Santos told the Post during the Dec. 26 interview that he never graduated from college, retracting previous statements claiming that he received a degree in economics and finance from CUNY’s Baruch College in 2010.
When he ran for Congress in 2019, Santos claimed on his campaign website that he graduated from the prestigious Horace Mann School in the Bronx. Ed Adler, a spokesman for the school, said officials there “checked all the records and all the aliases. He (Santos) did not attend Horace Mann.”
Shortly after admitting he hadn't graduated from Baruch College, it emerged Santos had invented other details about his supposed time at the school. He claimed during an October 2020 radio interview that he had a volleyball scholarship to attend Baruch.
"You know, it's funny, I actually went to school on a volleyball scholarship," he said in the interview on WABC.
“[W]e went to play against Harvard, Yale, and we slayed them," he later added. "We were champions across the entire Northeast Corridor. Every school that came up against us, they were shaking at the time. And it’s funny, I was the smallest guy and I’m 6-foot-2."
He said he "sacrificed" his knees to play volleyball and had to have knee replacement surgery.
His work experience
On the campaign trail, Santos billed himself as a “seasoned Wall Street financier and investor” and claimed he worked at Goldman Sachs and Citigroup. But during the Post interview, the soon-to-be-lawmaker clarified that he “never worked directly” with either of the financial institutions.
Around the same time, Santos claimed that he was working his way through the financial sector, a Times investigation showed that he was a customer service agent at a Dish Network call center in Queens.
His real estate portfolio
Santos tweeted in February 2021 that he owned 13 rental properties where tenants had not paid rent for a year. “We worked hard to acquire these assets. Now it almost feels like we are being punished,” he wrote. But in the Post interview, he admitted he does not own any real estate and lives at his sister Tiffany’s home in Huntington.
Santos’ tweet railing against his fictitious tenants came four years after he was evicted for at least the third time in Queens, according to housing records surfaced by The New York Times.
In court eviction records, he claimed to have been mugged in 2016 on his way to pay $2,250 in back rent on his Queens apartment. The NYPD says it has no record of the attack.
During a March 2020 interview, Santos claimed he had a brain tumor. He said while his condition resulted in a weakened immune system, he was still capable of fighting a COVID-19 infection. He claimed the pandemic — which officially began the month he was interviewed — had been exaggerated.
“I am just shocked that the proportion that this has been blown up because I am the perfect candidate to be, you know, R.I.P., and it just didn’t happen,” Santos said at the time.
Santos did not respond to claims verifying he had a tumor.
Pulse nightclub shooting
During an interview on "The Brian Lehrer Show" shortly after he won the November general election, Santos claimed that four of his employees had died during the 2016 mass shooting at Pulse, a gay nightclub in Orlando, Florida. The incident — in which a single gunman killed 49 people and injured dozens — is considered one of the deadliest mass shootings in U.S. history.

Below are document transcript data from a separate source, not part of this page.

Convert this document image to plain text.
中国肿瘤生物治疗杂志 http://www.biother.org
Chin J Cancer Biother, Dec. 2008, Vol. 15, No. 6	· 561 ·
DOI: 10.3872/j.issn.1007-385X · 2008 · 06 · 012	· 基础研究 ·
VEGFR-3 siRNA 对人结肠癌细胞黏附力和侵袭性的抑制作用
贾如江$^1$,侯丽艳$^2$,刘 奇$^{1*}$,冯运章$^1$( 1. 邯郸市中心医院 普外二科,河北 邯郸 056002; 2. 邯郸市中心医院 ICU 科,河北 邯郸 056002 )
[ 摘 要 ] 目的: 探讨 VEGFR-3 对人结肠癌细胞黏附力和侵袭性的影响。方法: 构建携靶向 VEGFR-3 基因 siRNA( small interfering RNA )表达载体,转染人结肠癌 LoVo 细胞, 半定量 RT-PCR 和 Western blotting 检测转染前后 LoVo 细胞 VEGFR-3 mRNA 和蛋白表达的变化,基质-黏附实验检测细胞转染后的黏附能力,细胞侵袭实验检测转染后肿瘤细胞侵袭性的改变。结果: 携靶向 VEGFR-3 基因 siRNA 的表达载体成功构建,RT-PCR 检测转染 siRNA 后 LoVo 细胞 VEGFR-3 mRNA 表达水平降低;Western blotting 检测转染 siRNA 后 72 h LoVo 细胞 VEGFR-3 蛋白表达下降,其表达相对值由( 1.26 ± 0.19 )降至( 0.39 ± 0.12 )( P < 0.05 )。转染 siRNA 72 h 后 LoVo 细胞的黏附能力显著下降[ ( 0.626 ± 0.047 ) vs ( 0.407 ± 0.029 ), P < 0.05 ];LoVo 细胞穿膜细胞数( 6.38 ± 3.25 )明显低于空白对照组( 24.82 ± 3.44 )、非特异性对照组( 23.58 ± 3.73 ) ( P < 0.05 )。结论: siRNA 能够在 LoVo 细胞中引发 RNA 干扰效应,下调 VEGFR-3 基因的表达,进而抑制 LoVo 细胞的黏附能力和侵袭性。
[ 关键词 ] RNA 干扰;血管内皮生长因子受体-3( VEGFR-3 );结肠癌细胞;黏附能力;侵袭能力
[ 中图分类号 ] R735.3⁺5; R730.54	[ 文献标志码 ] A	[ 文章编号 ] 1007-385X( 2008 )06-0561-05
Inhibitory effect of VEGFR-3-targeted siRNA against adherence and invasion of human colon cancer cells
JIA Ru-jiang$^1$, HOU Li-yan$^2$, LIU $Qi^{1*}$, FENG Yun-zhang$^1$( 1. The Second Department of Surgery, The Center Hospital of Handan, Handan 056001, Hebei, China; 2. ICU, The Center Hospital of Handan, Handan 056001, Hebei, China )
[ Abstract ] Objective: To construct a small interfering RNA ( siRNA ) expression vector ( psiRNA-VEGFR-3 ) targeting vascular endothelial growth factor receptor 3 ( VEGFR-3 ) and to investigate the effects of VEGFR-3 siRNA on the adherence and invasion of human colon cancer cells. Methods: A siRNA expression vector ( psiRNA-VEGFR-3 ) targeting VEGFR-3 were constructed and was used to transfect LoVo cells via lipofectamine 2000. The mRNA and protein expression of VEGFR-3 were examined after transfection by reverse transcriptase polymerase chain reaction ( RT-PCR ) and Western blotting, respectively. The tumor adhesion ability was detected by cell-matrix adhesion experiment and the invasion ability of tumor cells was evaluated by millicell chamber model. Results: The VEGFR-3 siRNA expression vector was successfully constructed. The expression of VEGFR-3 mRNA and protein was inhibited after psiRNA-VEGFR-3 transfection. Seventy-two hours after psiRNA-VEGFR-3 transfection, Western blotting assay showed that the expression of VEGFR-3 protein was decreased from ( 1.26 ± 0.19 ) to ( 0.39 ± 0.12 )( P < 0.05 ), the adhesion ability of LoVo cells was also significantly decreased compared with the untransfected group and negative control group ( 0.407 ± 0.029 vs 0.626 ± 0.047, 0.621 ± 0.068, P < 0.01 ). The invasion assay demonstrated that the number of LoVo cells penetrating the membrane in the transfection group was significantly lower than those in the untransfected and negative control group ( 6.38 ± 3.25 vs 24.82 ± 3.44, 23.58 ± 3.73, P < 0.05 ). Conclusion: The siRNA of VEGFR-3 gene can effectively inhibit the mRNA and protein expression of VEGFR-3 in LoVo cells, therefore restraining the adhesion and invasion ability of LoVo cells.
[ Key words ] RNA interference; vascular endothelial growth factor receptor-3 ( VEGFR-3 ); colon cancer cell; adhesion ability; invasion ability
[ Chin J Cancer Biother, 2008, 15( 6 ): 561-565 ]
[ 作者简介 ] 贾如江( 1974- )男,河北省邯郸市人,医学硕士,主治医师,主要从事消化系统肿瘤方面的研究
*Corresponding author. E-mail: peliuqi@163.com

“My company, at the time, we lost four employees that work, that were at Pulse nightclub,” Santos told Lehrer. “This is a deja vu moment for me, not something that is really good even going over because it just brings back such tragic memories.”
However, The New York Times investigated this claim in its first investigative story into Santos last month. The Times story stated that “a review of news coverage and obituaries found that none of the 49 victims appear to have worked at the various firms named in his biography.”
This is an ongoing story that will be updated.
Jessica Gould contributed reporting to this story.
Correction: A previous version of this story misspelled Adler's last name.